Breaking it down makes it a bit easier.
NSUserDefaults *p = [NSUserDefaults standardUserDefaults];
NSString* string1 = [[p valueForKey:@"user"] stringByAddingPercentEscapesUsingEncoding:NSASCIIStringEncoding];
NSString* string2 = [[p valueForKey:@"pass"] stringByAddingPercentEscapesUsingEncoding:NSASCIIStringEncoding];
NSString* string3 = [[tvQ.text stringByReplacingOccurrencesOfString:@"\n" withString:@" "] stringByAddingPercentEscapesUsingEncoding:NSASCIIStringEncoding];
NSString* urlString = [NSString stringWithFormat:@"http://website.com/phpscript.php?user=%@&pass=%@&cat=%@&sub=%@&body=%@",string1,string2,sport,@"",string3];
id val1 = [NSString stringWithContentsOfURL:[NSURL URLWithString:urlString]];
[p setObject:val1 forKey:@"q"];
So p is a dictionary object loaded from user defaults, looks like some login credentials that are probably saved from last time the app was run.

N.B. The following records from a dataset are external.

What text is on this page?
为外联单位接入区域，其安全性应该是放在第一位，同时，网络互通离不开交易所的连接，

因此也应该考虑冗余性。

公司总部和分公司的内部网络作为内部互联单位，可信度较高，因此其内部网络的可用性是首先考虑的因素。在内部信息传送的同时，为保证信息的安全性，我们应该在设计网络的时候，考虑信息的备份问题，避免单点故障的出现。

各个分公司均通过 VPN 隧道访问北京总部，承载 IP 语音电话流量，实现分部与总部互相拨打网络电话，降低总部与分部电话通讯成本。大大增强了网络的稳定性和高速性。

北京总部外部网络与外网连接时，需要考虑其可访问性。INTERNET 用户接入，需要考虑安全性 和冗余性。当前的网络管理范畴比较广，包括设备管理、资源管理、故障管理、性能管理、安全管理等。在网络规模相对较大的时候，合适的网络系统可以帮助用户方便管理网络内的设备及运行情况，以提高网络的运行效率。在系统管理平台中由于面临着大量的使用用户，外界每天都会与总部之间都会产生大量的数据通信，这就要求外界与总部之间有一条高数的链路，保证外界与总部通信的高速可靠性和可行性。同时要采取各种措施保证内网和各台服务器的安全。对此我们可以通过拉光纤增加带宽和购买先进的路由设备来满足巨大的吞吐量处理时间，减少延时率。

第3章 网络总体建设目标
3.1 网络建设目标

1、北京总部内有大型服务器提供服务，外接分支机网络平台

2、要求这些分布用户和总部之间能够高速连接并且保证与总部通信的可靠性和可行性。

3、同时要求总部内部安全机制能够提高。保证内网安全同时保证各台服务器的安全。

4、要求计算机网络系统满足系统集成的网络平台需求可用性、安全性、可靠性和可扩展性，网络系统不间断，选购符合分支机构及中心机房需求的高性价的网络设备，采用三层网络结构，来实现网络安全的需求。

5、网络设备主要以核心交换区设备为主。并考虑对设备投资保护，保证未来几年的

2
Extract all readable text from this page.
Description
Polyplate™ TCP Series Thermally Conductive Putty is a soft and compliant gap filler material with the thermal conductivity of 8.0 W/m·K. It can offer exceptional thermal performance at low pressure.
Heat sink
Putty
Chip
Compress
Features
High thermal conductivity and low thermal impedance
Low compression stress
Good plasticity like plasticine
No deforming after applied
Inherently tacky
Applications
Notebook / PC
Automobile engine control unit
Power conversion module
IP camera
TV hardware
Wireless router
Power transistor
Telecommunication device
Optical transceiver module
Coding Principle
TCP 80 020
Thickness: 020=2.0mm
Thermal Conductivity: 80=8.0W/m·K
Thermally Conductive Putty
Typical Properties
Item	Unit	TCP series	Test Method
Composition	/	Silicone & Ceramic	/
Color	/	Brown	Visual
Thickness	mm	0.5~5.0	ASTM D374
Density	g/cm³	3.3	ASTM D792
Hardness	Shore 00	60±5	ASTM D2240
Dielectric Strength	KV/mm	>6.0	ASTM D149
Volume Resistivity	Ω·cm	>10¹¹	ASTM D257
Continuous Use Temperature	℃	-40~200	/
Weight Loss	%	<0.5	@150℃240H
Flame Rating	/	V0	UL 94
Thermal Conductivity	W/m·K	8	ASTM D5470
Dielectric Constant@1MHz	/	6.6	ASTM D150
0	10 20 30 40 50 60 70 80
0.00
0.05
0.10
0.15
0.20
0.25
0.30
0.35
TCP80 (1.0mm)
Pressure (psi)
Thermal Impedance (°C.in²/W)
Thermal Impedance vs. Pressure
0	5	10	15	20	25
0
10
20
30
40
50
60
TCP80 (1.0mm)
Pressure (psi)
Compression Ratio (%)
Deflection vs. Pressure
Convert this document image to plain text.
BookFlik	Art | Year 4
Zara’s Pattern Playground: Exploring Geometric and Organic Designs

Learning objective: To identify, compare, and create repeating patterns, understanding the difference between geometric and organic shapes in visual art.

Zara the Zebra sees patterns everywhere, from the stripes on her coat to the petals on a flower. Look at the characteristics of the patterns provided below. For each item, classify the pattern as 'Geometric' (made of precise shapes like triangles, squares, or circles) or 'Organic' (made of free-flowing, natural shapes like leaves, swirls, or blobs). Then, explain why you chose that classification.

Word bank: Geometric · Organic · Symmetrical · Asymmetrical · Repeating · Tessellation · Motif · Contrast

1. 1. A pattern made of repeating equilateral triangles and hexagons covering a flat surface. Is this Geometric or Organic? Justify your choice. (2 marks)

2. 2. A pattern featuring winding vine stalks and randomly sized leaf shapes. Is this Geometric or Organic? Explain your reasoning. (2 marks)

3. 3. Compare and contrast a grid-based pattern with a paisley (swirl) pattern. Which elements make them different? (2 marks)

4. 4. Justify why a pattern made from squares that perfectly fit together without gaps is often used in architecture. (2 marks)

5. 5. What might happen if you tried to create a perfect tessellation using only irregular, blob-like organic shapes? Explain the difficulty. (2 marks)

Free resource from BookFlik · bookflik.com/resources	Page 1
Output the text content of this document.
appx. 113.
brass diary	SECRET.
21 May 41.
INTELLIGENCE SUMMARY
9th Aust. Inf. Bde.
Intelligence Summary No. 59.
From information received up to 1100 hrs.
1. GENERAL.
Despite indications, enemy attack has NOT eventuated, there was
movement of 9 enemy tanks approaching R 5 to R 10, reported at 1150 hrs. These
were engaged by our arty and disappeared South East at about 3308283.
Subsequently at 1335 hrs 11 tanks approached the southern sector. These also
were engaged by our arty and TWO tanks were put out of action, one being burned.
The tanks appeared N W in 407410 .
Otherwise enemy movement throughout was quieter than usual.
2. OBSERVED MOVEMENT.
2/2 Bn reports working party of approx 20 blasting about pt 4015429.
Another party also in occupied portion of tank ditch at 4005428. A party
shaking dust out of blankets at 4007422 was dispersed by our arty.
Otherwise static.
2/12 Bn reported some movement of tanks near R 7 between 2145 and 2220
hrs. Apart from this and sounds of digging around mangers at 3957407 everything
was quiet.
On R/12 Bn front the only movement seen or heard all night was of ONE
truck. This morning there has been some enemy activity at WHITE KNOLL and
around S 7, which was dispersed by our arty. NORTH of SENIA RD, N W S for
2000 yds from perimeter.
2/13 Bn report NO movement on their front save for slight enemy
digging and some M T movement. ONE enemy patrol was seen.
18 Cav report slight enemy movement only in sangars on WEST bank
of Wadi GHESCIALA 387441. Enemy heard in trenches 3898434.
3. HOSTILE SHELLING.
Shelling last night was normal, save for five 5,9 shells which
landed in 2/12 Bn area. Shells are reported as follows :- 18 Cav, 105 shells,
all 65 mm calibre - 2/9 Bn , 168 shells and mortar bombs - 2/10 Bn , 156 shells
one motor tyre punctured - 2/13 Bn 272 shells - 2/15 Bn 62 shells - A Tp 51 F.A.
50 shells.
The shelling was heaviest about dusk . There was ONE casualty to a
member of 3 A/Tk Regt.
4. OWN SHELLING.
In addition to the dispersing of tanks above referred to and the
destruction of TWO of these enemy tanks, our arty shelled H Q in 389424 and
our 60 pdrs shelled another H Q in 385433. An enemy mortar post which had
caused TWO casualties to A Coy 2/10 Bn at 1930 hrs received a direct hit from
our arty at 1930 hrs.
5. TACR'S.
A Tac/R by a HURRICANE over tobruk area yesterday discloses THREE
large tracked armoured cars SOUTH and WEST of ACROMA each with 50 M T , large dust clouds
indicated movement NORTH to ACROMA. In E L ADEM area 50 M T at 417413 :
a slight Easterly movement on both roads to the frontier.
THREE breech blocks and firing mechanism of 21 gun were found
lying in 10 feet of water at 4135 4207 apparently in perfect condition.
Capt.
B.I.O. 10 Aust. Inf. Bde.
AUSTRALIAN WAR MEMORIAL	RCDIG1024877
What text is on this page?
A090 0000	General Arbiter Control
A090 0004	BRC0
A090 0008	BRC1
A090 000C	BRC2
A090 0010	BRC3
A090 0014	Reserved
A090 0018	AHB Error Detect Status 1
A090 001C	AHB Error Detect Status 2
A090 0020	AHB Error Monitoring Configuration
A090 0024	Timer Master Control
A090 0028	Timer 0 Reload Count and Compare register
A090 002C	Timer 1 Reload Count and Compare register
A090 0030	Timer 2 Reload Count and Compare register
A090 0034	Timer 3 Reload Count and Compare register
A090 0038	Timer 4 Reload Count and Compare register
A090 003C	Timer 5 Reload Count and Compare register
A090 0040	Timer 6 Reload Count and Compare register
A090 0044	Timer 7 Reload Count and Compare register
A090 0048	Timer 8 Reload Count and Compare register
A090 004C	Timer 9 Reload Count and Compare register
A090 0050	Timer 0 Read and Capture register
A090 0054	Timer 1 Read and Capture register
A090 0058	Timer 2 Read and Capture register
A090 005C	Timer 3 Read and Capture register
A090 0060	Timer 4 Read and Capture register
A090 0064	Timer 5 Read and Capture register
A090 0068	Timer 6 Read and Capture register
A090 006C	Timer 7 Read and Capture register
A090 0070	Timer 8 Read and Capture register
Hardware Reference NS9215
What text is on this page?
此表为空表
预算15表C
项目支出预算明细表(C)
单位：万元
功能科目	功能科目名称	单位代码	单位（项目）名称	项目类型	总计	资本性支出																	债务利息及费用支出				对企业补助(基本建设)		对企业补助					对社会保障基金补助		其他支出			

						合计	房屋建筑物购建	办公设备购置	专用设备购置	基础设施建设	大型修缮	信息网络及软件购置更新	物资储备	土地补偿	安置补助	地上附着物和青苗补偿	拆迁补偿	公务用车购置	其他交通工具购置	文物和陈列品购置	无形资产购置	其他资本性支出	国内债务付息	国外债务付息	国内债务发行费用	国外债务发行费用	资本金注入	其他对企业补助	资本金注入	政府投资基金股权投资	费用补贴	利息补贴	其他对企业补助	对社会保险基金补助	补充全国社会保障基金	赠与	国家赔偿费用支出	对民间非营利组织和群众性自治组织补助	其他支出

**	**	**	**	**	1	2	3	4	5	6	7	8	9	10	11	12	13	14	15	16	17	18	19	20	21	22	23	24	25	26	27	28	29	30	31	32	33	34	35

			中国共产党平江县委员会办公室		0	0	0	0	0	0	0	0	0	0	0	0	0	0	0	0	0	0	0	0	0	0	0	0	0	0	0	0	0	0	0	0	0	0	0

stringByAddingPercentEscapesUsingEncoding is a standard method that makes it safe to transmit characters like ' ' (space) or '%' in a request. It is applied to the strings to ensure the request will reach the server looking like it was intended.
String1 and String2 are the username and passwords presumably. String3 is the body of the query I guess.
When the URL is built it executes the query represented by urlString (the code will pause at this point while the fetch is executed - hopefully this whole block is already on a secondary thread). The result of the query is stored in dictionary p and can be accessed through a key @"q".
Handling ampersands explicitly:
[myString replaceOccurrencesOfString:@"&" withString:@"%26" options:NSCaseInsensitiveSearch range:wholeString];
This method can be applied to any string - if it is applied to the same string twice then the second time it will do nothing.